Match exposure and competition-related load were not directly assessed, which restricts more detailed interpretation of injury burden in relation to training and match demands. Training exposure was evaluated at a general level based on self-reported weekly training hours; however, match exposure, fixture congestion, years of playing experience, and playing position were not recorded. This limits the ability to examine their potential influence on menstrual-cycle characteristics and injury history. The absence of detailed information on match exposure, playing experience, and seasonal congestion precluded stratified descriptive analyses. Collectively, these methodological constraints reflect the exploratory and descriptive nature of the study and should be taken into account when interpreting the findings within the broader REDs and menstrual-health literature.
5. Conclusions
In this cohort of adult amateur female football players, most participants reported regular menstrual cycles; however, a meaningful proportion disclosed a history of prolonged absence of menstrual bleeding, and more than half perceived training-related menstrual changes, most commonly shorter and lighter bleeding.

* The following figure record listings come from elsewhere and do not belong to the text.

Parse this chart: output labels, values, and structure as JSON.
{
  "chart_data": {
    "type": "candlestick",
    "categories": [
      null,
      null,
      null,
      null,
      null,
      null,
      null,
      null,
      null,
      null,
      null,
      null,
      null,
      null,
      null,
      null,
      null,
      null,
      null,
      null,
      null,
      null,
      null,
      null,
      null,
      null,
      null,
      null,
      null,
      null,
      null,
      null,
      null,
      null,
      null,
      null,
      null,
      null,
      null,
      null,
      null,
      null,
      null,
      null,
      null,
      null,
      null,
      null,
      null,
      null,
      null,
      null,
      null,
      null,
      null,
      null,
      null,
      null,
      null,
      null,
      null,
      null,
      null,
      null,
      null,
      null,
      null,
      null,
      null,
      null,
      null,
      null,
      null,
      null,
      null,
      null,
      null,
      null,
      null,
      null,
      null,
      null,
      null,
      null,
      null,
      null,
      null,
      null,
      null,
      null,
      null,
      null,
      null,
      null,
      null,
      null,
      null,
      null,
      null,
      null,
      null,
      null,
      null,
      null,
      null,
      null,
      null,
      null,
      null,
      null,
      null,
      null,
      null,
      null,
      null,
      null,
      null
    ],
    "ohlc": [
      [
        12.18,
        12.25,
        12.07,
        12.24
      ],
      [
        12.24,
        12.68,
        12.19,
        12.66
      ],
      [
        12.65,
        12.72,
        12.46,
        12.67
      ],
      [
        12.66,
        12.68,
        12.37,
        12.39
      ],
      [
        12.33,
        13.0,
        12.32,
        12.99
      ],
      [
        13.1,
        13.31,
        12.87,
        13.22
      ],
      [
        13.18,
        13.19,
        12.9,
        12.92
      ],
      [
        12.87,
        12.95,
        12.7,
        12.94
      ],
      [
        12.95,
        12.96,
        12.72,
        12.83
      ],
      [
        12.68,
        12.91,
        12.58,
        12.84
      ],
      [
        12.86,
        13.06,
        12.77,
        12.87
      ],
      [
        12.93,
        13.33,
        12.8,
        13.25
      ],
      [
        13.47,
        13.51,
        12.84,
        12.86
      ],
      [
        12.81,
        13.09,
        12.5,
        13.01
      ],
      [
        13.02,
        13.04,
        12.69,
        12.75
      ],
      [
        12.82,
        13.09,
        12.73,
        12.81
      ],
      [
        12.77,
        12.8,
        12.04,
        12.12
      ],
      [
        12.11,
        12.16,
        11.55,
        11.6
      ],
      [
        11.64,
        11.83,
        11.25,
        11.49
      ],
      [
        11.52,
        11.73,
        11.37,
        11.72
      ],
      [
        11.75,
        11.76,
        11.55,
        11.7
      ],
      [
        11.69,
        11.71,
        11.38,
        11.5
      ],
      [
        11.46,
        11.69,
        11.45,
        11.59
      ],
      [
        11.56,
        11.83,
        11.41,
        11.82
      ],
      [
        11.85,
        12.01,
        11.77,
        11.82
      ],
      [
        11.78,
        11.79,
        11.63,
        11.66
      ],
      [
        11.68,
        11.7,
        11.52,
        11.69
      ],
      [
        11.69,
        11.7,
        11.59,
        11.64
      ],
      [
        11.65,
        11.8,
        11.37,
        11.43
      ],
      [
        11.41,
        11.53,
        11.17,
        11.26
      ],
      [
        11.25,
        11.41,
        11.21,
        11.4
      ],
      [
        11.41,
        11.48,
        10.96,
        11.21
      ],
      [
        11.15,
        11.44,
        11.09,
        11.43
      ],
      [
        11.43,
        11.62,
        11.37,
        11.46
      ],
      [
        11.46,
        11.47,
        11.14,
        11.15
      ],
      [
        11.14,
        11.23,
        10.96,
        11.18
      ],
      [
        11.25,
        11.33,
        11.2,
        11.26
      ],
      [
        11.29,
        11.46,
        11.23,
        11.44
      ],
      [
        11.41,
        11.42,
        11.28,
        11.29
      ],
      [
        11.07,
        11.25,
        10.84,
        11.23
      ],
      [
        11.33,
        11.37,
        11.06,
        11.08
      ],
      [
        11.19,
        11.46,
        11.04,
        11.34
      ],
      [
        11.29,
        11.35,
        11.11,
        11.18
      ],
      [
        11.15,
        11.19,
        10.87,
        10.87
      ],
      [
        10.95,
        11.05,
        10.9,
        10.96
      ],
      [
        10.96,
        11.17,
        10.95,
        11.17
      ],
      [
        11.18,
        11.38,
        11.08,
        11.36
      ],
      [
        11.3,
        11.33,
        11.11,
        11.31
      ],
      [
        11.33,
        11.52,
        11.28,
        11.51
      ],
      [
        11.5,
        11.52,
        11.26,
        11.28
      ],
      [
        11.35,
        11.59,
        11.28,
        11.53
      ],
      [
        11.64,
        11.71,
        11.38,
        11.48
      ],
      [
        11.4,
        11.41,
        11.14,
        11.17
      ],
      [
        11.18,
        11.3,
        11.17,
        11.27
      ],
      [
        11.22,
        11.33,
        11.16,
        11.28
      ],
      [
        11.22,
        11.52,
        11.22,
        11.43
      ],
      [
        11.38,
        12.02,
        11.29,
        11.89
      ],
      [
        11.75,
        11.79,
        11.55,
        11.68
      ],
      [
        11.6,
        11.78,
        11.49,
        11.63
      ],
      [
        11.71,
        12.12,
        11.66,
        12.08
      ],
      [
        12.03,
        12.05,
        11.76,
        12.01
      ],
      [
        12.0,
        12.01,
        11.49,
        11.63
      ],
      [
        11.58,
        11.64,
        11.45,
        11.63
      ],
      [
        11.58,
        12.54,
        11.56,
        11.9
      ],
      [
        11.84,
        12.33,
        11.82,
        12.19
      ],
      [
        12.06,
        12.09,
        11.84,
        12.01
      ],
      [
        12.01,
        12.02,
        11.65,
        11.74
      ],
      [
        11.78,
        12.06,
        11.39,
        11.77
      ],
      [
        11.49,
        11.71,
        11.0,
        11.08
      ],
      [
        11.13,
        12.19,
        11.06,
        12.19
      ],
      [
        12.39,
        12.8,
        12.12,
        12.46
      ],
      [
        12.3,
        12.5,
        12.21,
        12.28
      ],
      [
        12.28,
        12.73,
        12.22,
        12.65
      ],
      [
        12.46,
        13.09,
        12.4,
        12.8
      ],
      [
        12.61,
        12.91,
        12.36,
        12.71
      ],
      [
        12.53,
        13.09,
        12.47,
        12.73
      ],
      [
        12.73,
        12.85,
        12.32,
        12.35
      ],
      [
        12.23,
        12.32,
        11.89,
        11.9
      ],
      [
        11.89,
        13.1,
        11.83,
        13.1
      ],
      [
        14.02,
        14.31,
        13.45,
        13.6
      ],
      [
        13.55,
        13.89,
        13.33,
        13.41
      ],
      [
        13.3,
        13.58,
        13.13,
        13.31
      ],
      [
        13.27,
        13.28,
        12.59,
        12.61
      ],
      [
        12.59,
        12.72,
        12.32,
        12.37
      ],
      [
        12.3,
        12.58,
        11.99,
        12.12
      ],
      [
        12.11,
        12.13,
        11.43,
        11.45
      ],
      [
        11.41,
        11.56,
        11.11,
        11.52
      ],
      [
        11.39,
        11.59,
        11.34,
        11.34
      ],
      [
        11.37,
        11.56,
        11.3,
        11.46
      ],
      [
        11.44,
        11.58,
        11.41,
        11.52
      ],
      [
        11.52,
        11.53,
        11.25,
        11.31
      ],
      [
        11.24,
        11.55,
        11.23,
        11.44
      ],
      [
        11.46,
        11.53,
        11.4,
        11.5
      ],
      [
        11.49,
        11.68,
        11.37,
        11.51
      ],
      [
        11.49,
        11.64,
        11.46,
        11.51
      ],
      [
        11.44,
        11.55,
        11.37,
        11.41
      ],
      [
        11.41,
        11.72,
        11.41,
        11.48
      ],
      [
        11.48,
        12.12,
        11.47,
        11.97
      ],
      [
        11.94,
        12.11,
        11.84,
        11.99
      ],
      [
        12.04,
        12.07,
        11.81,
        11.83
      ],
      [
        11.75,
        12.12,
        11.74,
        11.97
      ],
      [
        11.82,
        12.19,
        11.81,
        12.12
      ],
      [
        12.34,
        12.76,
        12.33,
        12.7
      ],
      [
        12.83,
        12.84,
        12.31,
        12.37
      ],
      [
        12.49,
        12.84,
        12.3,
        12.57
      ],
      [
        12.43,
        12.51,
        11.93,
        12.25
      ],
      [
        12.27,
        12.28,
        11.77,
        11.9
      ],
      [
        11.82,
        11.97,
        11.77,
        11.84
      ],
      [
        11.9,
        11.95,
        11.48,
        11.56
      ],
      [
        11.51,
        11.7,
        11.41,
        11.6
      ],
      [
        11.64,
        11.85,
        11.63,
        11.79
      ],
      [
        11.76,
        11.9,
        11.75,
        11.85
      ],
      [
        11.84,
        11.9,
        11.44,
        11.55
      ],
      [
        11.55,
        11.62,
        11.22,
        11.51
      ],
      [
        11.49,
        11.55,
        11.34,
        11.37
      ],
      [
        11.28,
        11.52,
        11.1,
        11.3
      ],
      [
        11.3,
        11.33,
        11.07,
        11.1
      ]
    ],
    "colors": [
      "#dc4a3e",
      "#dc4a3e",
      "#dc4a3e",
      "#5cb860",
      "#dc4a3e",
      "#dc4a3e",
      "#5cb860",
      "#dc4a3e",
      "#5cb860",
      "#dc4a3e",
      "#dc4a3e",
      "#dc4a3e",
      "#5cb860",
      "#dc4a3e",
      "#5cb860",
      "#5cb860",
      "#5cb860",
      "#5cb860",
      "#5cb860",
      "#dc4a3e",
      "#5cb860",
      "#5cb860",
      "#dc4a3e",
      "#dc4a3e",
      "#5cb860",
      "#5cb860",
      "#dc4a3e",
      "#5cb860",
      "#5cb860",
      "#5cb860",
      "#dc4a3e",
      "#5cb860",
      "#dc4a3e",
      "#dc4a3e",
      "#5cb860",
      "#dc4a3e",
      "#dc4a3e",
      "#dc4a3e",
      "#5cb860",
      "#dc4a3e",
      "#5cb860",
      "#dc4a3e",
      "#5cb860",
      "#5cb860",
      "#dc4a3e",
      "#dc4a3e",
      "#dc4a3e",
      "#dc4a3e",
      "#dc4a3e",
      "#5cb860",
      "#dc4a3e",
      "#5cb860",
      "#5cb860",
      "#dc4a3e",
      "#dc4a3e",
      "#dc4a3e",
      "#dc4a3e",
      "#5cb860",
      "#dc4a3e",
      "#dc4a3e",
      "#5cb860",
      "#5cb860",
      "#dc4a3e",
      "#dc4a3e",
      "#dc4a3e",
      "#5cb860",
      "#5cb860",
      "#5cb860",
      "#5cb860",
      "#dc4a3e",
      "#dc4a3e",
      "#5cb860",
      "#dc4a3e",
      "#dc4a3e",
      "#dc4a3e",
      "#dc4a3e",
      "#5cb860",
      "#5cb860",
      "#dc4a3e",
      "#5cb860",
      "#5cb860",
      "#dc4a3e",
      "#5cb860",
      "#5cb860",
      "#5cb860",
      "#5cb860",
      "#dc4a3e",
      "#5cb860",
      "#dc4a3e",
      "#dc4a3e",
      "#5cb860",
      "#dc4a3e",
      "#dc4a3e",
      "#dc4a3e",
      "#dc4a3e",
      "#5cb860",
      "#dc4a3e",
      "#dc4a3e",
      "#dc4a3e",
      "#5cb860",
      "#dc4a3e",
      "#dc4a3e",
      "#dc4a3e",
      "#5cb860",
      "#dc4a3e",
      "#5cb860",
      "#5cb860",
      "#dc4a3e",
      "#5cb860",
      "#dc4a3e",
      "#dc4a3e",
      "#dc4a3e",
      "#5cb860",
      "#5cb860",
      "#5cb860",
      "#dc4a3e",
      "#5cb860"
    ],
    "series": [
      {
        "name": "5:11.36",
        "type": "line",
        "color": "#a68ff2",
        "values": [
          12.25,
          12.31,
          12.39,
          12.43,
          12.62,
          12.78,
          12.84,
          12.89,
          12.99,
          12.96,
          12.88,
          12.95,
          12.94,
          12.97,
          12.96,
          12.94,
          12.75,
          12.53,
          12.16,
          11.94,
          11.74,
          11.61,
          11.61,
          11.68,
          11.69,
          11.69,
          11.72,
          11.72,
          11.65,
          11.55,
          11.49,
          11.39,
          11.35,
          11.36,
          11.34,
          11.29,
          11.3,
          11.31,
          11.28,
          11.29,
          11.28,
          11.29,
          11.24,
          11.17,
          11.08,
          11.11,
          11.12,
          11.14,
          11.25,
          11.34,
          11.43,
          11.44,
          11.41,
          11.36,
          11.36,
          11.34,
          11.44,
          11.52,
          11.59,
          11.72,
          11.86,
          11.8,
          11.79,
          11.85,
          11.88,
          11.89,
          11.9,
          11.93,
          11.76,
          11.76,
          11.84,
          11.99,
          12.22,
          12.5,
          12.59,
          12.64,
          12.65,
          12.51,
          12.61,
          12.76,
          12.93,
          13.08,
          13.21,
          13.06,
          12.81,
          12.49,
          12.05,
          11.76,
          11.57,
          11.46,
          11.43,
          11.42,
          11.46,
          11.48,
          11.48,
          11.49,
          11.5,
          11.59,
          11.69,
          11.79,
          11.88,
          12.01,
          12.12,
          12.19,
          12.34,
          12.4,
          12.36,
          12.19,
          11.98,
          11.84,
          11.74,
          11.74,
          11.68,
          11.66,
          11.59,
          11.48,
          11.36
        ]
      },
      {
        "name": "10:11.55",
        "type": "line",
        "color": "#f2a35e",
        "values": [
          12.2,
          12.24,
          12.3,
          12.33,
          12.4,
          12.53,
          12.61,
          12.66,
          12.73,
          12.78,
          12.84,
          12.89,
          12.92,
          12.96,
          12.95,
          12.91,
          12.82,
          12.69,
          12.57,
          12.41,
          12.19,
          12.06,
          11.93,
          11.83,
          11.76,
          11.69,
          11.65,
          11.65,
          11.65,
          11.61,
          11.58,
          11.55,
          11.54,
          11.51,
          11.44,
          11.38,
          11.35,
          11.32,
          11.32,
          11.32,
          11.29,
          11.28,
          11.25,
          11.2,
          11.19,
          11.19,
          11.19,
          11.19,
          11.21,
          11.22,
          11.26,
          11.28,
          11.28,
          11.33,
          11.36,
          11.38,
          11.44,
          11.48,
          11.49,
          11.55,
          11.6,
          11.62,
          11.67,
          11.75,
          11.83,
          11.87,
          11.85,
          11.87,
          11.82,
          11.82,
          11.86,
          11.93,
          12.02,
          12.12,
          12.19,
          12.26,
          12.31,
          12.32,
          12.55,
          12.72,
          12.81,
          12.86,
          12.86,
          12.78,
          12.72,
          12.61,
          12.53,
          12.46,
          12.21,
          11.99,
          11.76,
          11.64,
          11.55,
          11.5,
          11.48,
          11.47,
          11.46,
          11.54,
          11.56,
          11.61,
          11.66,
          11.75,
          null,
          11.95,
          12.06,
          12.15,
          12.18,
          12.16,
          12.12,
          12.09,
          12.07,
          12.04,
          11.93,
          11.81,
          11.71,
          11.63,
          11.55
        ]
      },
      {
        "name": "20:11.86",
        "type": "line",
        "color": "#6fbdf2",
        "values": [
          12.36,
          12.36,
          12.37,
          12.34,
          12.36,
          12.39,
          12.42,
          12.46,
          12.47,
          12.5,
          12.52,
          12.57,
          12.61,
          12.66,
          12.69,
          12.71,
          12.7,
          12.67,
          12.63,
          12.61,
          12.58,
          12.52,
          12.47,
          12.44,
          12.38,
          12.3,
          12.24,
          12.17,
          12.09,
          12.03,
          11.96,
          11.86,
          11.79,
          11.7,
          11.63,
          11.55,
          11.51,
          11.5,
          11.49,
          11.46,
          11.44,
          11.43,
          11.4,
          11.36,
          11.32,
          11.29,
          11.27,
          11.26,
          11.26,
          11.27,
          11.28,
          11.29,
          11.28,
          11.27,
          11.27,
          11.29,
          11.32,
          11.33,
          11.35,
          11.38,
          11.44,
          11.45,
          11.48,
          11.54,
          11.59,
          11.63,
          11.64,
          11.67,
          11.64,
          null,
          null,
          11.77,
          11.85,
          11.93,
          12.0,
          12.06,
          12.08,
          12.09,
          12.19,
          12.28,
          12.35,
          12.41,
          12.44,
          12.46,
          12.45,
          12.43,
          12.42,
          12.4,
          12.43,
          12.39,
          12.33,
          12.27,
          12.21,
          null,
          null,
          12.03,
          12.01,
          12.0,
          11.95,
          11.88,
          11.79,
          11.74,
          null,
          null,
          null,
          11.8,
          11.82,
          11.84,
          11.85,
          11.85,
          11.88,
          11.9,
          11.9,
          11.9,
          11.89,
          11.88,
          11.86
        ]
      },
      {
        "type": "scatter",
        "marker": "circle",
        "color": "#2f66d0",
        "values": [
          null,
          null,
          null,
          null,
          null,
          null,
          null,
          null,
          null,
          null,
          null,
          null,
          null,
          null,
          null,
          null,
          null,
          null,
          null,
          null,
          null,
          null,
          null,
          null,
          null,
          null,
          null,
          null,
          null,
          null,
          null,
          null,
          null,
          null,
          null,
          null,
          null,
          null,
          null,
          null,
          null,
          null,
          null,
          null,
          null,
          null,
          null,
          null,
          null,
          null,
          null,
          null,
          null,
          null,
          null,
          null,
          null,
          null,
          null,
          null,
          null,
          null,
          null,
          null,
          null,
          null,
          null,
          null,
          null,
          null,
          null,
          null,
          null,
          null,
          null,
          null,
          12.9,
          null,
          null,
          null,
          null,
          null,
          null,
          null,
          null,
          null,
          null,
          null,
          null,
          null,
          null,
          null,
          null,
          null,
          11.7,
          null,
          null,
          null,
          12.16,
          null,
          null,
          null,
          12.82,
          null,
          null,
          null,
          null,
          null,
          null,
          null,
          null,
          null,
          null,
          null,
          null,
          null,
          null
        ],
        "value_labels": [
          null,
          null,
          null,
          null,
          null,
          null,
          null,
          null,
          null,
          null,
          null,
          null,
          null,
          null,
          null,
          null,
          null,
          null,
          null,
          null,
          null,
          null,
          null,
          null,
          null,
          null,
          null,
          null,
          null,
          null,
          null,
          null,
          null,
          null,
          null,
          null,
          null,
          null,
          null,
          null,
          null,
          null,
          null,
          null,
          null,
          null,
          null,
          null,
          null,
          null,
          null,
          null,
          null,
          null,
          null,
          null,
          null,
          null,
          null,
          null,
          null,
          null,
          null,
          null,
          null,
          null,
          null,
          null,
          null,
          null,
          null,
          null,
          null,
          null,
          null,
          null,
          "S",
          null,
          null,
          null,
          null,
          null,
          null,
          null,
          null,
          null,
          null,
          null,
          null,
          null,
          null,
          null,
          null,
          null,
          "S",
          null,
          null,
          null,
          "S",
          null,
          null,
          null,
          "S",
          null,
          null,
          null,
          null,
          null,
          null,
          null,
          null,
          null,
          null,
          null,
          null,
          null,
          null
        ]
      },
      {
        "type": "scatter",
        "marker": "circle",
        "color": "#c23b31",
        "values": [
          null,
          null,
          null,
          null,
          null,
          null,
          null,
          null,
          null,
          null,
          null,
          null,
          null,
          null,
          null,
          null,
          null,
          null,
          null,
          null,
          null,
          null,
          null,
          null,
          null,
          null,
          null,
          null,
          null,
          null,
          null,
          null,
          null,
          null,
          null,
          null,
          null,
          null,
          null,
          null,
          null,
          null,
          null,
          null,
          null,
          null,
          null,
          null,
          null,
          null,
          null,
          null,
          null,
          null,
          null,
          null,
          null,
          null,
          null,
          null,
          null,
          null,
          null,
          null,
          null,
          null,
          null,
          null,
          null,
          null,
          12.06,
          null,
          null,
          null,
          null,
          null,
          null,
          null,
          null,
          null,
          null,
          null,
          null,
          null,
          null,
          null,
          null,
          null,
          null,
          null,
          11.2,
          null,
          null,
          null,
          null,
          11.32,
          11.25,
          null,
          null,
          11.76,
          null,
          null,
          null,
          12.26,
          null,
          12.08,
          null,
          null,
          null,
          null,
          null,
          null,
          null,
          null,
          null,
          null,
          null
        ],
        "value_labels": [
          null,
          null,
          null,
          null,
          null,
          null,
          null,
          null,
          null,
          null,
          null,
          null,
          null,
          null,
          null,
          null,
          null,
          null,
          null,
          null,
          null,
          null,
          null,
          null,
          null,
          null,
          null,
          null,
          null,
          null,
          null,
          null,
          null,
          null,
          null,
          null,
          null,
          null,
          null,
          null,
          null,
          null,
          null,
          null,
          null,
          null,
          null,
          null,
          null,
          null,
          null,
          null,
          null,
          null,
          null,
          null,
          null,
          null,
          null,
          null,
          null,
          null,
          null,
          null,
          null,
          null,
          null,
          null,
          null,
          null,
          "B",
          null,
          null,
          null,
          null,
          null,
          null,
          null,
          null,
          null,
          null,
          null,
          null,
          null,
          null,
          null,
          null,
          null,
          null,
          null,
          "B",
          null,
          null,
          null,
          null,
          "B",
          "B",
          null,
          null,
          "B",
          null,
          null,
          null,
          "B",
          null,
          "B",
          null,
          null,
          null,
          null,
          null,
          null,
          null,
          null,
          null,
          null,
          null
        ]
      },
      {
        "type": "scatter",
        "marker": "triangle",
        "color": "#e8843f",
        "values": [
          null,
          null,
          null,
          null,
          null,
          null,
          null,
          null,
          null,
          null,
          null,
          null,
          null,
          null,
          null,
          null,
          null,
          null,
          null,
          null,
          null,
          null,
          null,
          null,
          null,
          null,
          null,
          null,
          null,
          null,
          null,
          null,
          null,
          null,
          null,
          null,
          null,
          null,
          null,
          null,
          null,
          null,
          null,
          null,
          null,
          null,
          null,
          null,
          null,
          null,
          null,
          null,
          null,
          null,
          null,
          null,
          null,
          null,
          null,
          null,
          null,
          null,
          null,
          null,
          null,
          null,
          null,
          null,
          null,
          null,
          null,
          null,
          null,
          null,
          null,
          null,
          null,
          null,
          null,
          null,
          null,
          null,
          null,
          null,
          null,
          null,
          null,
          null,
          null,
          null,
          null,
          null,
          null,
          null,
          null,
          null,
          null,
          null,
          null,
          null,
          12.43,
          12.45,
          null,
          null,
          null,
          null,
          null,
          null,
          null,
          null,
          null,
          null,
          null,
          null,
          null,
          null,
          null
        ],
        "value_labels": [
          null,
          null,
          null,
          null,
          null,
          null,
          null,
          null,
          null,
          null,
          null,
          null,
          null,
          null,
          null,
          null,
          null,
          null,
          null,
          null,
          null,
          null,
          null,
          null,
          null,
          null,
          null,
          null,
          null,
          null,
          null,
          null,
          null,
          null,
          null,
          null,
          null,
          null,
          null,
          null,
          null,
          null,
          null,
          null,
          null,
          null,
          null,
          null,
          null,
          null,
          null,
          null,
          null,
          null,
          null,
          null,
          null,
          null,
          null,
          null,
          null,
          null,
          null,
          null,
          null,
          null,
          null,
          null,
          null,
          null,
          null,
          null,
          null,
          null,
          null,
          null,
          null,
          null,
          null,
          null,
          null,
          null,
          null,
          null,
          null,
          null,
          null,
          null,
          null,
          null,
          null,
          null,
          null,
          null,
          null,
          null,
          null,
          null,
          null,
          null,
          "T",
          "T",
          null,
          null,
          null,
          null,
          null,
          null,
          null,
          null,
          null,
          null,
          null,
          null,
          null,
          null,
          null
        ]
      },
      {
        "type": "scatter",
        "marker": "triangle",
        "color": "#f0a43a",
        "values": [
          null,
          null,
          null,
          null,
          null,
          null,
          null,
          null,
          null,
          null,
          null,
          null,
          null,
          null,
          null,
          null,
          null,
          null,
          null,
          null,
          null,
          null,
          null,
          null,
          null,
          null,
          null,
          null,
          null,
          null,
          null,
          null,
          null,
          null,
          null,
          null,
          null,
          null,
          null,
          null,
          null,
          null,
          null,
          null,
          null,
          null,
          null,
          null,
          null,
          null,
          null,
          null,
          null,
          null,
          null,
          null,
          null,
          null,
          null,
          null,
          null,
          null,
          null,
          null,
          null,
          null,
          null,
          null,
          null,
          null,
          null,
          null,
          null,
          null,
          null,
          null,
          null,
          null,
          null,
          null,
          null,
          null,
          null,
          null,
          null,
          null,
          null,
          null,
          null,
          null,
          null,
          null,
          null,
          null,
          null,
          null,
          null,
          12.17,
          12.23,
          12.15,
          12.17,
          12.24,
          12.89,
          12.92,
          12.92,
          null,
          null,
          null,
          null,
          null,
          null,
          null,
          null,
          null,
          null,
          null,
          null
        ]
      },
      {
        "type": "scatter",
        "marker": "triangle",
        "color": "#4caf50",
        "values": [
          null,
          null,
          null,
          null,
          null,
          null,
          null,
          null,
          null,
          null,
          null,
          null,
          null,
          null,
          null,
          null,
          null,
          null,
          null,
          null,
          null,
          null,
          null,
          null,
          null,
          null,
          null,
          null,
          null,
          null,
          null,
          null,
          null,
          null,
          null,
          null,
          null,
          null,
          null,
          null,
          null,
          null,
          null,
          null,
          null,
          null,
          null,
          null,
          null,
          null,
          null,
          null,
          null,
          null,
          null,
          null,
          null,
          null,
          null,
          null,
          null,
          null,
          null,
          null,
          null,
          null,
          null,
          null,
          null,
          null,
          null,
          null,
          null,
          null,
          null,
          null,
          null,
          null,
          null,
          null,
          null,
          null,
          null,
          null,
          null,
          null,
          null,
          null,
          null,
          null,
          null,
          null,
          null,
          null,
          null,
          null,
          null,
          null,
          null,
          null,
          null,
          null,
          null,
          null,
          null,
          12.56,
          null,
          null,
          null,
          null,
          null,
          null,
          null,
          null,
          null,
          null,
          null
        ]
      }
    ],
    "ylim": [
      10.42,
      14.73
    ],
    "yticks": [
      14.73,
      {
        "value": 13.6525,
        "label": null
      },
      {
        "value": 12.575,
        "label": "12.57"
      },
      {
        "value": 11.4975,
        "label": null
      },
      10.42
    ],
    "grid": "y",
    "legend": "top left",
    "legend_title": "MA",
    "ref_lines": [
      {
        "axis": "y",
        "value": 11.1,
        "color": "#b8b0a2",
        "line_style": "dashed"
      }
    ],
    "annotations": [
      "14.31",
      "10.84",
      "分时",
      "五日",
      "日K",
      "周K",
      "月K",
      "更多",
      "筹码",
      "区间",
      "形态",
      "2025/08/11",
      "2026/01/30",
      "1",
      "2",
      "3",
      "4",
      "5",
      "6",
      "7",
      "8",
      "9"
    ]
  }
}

These findings indicate that variability in menstrual-cycle characteristics is frequently reported in the context of training demands in women’s football, and that self-reported “normal menstruation” may coexist with cycle irregularities or transient alterations. This underscores the value of routine menstrual-health monitoring in women’s football. Football-related injuries were common over the preceding 12 months and are presented as contextual information reflecting the musculoskeletal demands inherent to the sport.
As a modified version of the LEAF-Q was used, the present findings should be interpreted as a descriptive characterisation of menstrual health and injury history based on selected questionnaire items, rather than as a screening assessment for LEA or REDs. Nevertheless, the results support the implementation of confidential, athlete-centred menstrual-health monitoring as part of comprehensive health surveillance in women’s football, particularly during periods of increased training load.